Une nouvelle fois, Daredevil est dominé physiquement par Omen... Pendant ce temps, Harlan Vale, le donateur de l'université, rassure les enseignants que ses intentions sont désintéressées puis, rejoignant son assistant, il écoute ce que ce dernier a appris sur Matt Murdock. L'inspecteur Forte et son collègue Callahan retournent sur le cargo où ils avaient découvert des indices sur le tueur qu'ils traquent...
Je peux le dire maintenant : avant de lire ce quatrième épisode, j'étais pratiquement sûr d'arrêter ce nouveau volume de Daredevil une fois son premier arc passé (il se termine le mois prochain). En effet, l'ennui me gagnait lentement mais sûrement et je n'étais pas convaincu que Stephanie Phillips ait en fin de compte de quoi ranimer mon intérêt.
Cet épisode n'est pas extraordinairement plus réussi que celui du mois dernier. C'est toujours très décompressé au niveau de la narration, et la scénariste cède à l'envie de revenir sur le passé de Matt, de son père, sa formation par Stick, pour bien souligner qu'il est en difficulté et qu'il va devoir puiser au plus profond de lui-même pour surmonter l'obstacle qui se dresse devant lui.
Pourtant, malgré ces clichés, Phillips parvient à capter mon attention par sa bonne volonté. Il est indéniable qu'elle fait de son mieux et qu'elle témoigne d'une vraie passion pour Daredevil, en ayant à coeur de ne pas singer Zdarsky ou Waid ou Brubaker ou Bendis (encore moins Saladin Ahmed, ouf !). Et pour ses efforts, on a envie de la récompenser en découvrant ce qu'elle a à raconter.

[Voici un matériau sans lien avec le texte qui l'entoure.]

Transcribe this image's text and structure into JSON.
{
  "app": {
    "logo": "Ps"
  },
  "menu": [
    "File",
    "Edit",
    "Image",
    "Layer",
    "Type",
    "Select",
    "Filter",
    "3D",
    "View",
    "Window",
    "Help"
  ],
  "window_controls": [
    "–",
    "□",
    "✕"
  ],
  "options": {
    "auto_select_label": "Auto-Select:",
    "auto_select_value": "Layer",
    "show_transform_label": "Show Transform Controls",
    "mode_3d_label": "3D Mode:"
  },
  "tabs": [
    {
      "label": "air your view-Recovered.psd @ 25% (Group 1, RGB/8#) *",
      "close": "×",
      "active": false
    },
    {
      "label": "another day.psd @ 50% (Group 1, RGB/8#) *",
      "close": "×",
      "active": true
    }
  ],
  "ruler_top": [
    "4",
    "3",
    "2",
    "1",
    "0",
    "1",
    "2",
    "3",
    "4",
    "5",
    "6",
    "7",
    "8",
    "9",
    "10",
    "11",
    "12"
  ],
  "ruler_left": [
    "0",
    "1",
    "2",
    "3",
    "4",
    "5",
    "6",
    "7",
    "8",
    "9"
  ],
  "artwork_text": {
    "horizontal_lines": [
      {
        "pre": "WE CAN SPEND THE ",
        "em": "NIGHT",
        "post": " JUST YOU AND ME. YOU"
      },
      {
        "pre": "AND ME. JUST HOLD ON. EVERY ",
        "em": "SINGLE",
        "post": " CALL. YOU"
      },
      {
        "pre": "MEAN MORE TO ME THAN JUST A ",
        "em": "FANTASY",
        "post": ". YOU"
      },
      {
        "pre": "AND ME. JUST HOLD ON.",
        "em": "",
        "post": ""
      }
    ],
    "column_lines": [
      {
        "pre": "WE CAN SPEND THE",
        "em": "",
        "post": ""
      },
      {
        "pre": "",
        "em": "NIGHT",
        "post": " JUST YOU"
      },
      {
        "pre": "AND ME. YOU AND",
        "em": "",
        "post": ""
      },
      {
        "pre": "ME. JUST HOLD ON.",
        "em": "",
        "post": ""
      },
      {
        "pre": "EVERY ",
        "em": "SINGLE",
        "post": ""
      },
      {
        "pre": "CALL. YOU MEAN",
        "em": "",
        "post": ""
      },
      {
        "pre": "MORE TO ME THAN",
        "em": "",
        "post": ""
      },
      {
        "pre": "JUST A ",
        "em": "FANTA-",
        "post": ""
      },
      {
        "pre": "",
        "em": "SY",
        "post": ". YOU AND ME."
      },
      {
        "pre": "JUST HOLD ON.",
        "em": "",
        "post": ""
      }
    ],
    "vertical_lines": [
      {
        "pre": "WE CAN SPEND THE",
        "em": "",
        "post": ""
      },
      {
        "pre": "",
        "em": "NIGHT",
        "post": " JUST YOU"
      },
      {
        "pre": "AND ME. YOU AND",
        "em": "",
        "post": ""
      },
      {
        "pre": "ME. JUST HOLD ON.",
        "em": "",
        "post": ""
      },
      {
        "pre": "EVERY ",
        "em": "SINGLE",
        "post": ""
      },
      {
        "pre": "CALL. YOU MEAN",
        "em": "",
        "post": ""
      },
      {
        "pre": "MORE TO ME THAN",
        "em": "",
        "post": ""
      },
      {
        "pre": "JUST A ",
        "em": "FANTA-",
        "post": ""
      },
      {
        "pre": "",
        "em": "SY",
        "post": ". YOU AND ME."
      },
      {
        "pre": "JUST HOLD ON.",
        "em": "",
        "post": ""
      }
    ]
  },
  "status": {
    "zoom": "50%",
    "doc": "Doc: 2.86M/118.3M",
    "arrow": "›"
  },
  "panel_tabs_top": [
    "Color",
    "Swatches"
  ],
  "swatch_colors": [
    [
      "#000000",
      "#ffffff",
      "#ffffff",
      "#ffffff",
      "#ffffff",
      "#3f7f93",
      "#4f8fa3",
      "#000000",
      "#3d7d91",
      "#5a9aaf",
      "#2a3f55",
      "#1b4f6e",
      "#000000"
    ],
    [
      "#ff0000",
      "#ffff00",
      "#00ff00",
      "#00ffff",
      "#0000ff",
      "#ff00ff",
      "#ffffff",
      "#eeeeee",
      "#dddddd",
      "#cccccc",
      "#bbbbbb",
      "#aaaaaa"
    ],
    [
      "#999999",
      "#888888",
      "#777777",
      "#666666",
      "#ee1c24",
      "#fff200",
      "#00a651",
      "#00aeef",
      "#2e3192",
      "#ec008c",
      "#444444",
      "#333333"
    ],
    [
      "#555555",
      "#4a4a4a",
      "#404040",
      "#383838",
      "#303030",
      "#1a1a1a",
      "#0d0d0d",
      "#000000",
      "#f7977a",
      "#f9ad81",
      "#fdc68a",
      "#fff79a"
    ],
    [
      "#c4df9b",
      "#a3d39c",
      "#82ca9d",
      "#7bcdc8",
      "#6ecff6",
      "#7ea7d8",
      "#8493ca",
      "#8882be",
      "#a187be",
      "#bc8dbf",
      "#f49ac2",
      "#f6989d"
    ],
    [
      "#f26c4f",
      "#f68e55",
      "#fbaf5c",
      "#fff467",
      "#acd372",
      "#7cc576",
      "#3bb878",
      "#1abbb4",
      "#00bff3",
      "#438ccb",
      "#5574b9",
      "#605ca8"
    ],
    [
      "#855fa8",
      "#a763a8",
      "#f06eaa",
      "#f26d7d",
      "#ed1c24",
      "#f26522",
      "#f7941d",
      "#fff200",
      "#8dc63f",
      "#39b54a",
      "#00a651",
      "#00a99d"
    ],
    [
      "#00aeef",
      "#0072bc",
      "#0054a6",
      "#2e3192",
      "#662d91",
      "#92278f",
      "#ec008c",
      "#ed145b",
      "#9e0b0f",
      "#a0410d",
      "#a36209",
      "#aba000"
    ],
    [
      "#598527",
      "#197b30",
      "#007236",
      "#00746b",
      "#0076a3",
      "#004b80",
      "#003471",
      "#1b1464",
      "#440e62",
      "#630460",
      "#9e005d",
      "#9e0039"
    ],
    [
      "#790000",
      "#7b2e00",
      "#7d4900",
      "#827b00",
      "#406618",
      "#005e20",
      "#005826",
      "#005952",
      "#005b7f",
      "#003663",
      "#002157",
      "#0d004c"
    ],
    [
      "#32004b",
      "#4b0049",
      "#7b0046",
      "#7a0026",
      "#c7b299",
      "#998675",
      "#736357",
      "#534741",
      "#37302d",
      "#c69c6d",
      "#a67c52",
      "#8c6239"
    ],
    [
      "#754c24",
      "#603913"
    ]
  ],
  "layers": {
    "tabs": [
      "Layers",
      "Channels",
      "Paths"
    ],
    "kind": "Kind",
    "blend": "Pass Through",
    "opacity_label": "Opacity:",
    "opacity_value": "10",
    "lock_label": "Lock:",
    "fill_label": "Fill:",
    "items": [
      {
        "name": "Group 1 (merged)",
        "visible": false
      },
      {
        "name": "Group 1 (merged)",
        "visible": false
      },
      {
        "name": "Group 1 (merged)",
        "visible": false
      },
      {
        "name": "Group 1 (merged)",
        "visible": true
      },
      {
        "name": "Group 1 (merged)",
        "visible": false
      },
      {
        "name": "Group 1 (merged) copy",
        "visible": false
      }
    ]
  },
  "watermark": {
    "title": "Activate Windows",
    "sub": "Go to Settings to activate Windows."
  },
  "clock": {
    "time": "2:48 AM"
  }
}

Phillips est excellente quand elle aborde sa série par la périphérie de l'intrigue avec des seconds rôles comme Harlan Vale, ce riche investisseur qui finance l'université où exerce Matt Murdock et qui, de toute évidence, est très curieux au sujet de ce dernier. Et puis quand elle écrit l'inspecteur Forte, ce flic arrogant sur la piste d'Omen sans le savoir.
J'ignore encore si le projet de Phillips se situe là, mais il semble qu'elle apprécie de creuser cette veine où les personnages sont les plus vulnérables, les plus exposés, les plus à la peine : Daredevil qui ne sait pas comment battre Omen, Vale qui ne sait pas que penser de Murdock, Forte qui est frustré par son enquête.
Ces aspects-là sont très réussis, très aboutis, très accrocheurs surtout et, ma foi, traiter Daredevil en le confrontant à des ennemis qu'il ne sait pas appréhender est plutôt efficace. Du coup, je suis assez curieux de voir comment cet arc va se dénouer, si Omen sera vraiment neutralisé le mois prochain, ou si une intrigue au long cours pourrait commencer avec lui (en tout cas, il est certain que Vale et Forte vont faire partie du supporting cast de la série).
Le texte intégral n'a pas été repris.